Saturday afternoon about 2:30. nap. sleepover is in the books (for the 8th–wait, now 9th grader!!!) wow. just.woww. anywho. hubs went to UL game last night. my replacement book came in – I misplaced my first copy & the audio book is hard for me to follow/ADD – The Anatomy of Peace, Resolving the Heart of Conflict. OH.MY.GOODNESS. I got good & deep into the last 1/4-1/2 of the book yesterday evening. No interruptions. My daughter and her friends are amazingly good friends who do good things. They swam all day & hot tubbed & threw glow sticks around the darkened pool. I took a break to cook them dinner & they were back at being girls 🙂
I can’t do the book justice to try to explain it here. But I can tell you who the book is good for: anybody. Anybody who has any conflict in their lives in any capacity. Um, that’s humanity, I think! So, the book is structured in a way to walk the reader through experiences of parents who have brought their respective children to this place for outdoor/adventure therapy. The book, rather than looking at the children and their struggles, looks at the parents, and how we resolve conflicts. What is explained in the book follows a diagram that fully comes together toward the end of the book.

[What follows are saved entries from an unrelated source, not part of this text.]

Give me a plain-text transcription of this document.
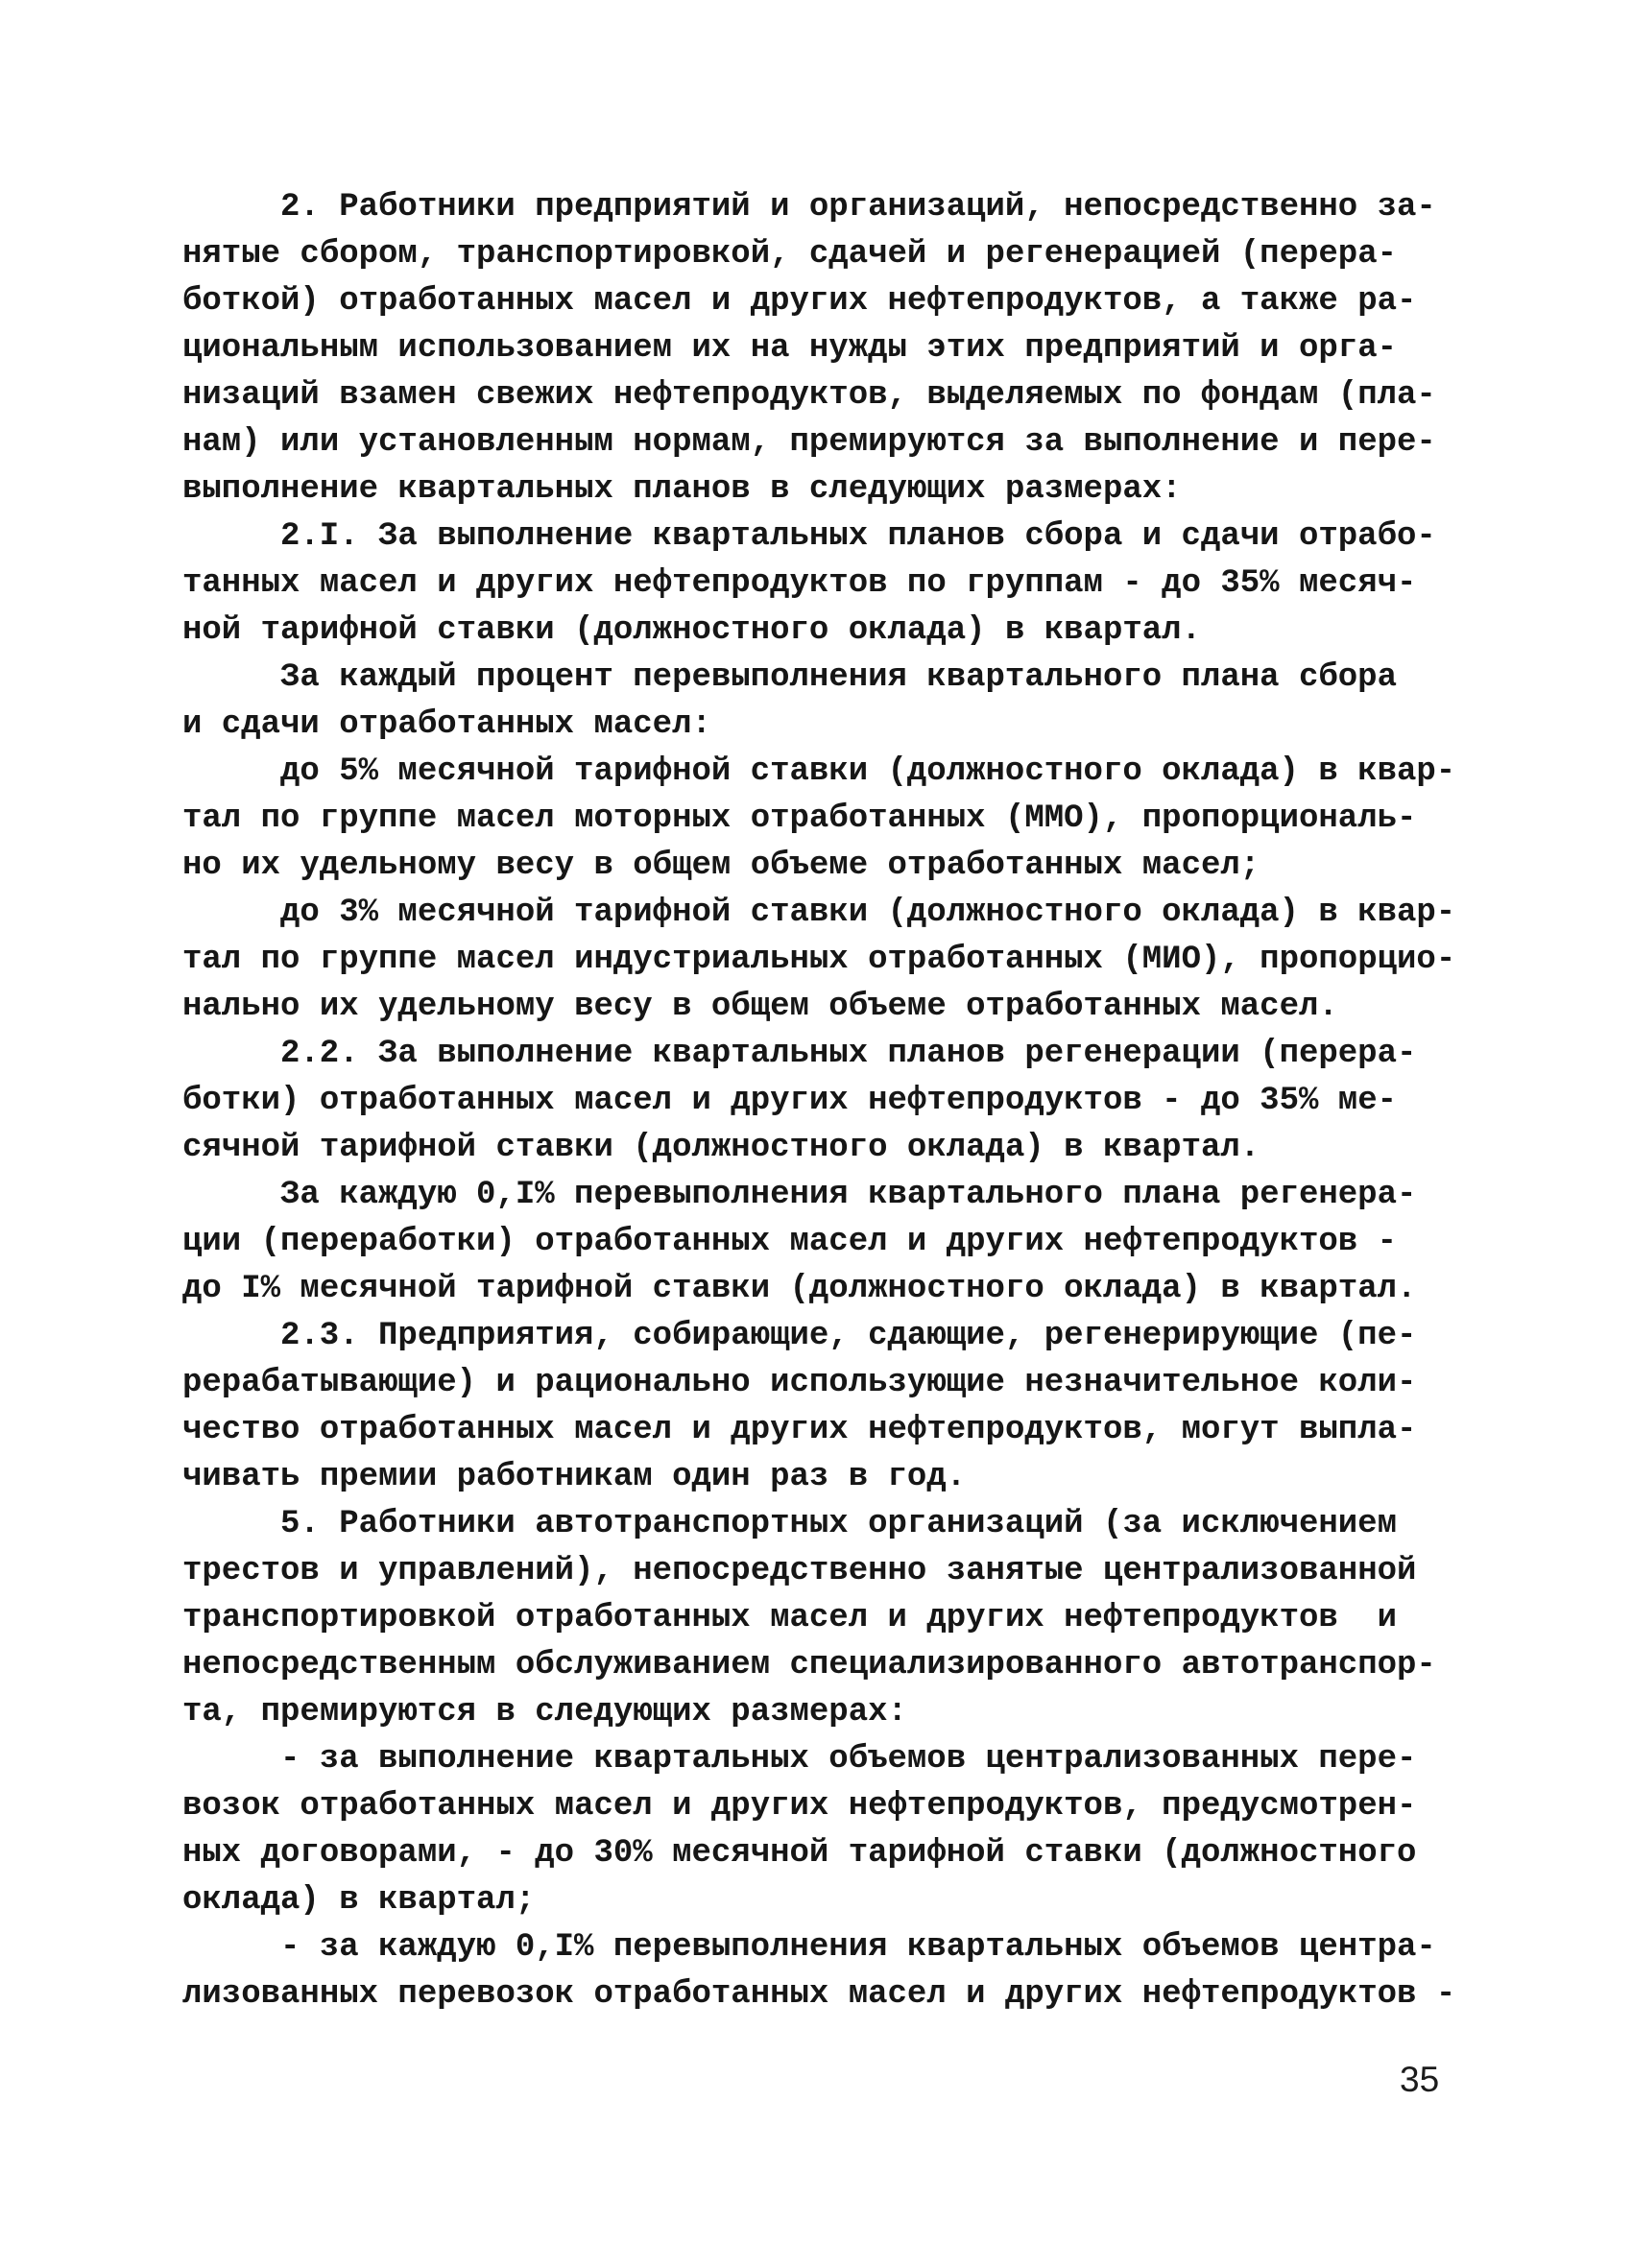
2. Работники предприятий и организаций, непосредственно за-
нятые сбором, транспортировкой, сдачей и регенерацией (перера-
боткой) отработанных масел и других нефтепродуктов, а также ра-
циональным использованием их на нужды этих предприятий и орга-
низаций взамен свежих нефтепродуктов, выделяемых по фондам (пла-
нам) или установленным нормам, премируются за выполнение и пере-
выполнение квартальных планов в следующих размерах:
2.I. За выполнение квартальных планов сбора и сдачи отрабо-
танных масел и других нефтепродуктов по группам - до 35% месяч-
ной тарифной ставки (должностного оклада) в квартал.
За каждый процент перевыполнения квартального плана сбора
и сдачи отработанных масел:
до 5% месячной тарифной ставки (должностного оклада) в квар-
тал по группе масел моторных отработанных (ММО), пропорциональ-
но их удельному весу в общем объеме отработанных масел;
до 3% месячной тарифной ставки (должностного оклада) в квар-
тал по группе масел индустриальных отработанных (МИО), пропорцио-
нально их удельному весу в общем объеме отработанных масел.
2.2. За выполнение квартальных планов регенерации (перера-
ботки) отработанных масел и других нефтепродуктов - до 35% ме-
сячной тарифной ставки (должностного оклада) в квартал.
За каждую 0,I% перевыполнения квартального плана регенера-
ции (переработки) отработанных масел и других нефтепродуктов -
до I% месячной тарифной ставки (должностного оклада) в квартал.
2.3. Предприятия, собирающие, сдающие, регенерирующие (пе-
рерабатывающие) и рационально использующие незначительное коли-
чество отработанных масел и других нефтепродуктов, могут выпла-
чивать премии работникам один раз в год.
5. Работники автотранспортных организаций (за исключением
трестов и управлений), непосредственно занятые централизованной
транспортировкой отработанных масел и других нефтепродуктов  и
непосредственным обслуживанием специализированного автотранспор-
та, премируются в следующих размерах:
- за выполнение квартальных объемов централизованных пере-
возок отработанных масел и других нефтепродуктов, предусмотрен-
ных договорами, - до 30% месячной тарифной ставки (должностного
оклада) в квартал;
- за каждую 0,I% перевыполнения квартальных объемов центра-
лизованных перевозок отработанных масел и других нефтепродуктов -
35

I couldn’t get through it all last night. It’s just too much to process. So, this morning, I wanted to finish it. About 3 or 4 pages before the end of the book, I could not help but cry. I cried at different times of realization earlier in the book, and was very affected by others, but this – this was big, fat, tears that I could just not turn off. Hubs was watching the news. His response was, “Maybe I should read that book.” Ya think? At once, I just saw my son, who prompted this change in me, in front of my eyes – but I saw right through his very layers of life – all the way through to his very basic core, before words or actions could mar him. I saw this perfect human that God made, full of hopes, wants, dreams, desires, fears. And I just wanted him to know at that moment how much I love him and how much I see him this way. My being a mother has been the most important role to me in this life of mine. I just wanted him to know that I was sorry for anything I have done to hurt him, any time I didn’t recognize what he needed and any time I didn’t take the time to know him. We all look back with perfect vision. I get that. He gets that, too.
So, for today…
I won’t beat myself up. I won’t judge myself. I won’t see myself through the filters that I so often find myself seeing myself through. I’ve been trying to decide if I’m actually going to run the 5k this evening. At this time, I think I will. 5Ks are the hardest race. 3-2-1, balls to the wall for 3.1 miles. No water breaks. I’m trying to decide if I’m up for that. Maybe. I’m curious how I’m running lately. Weights & fairly light running. I ate 2 donuts this afternoon. Maybe I’ll run to shuck the 360 calories contained in those two donuts. 🙂
Regardless, summer has officially started. I’m going to slow down and enjoy my blessings.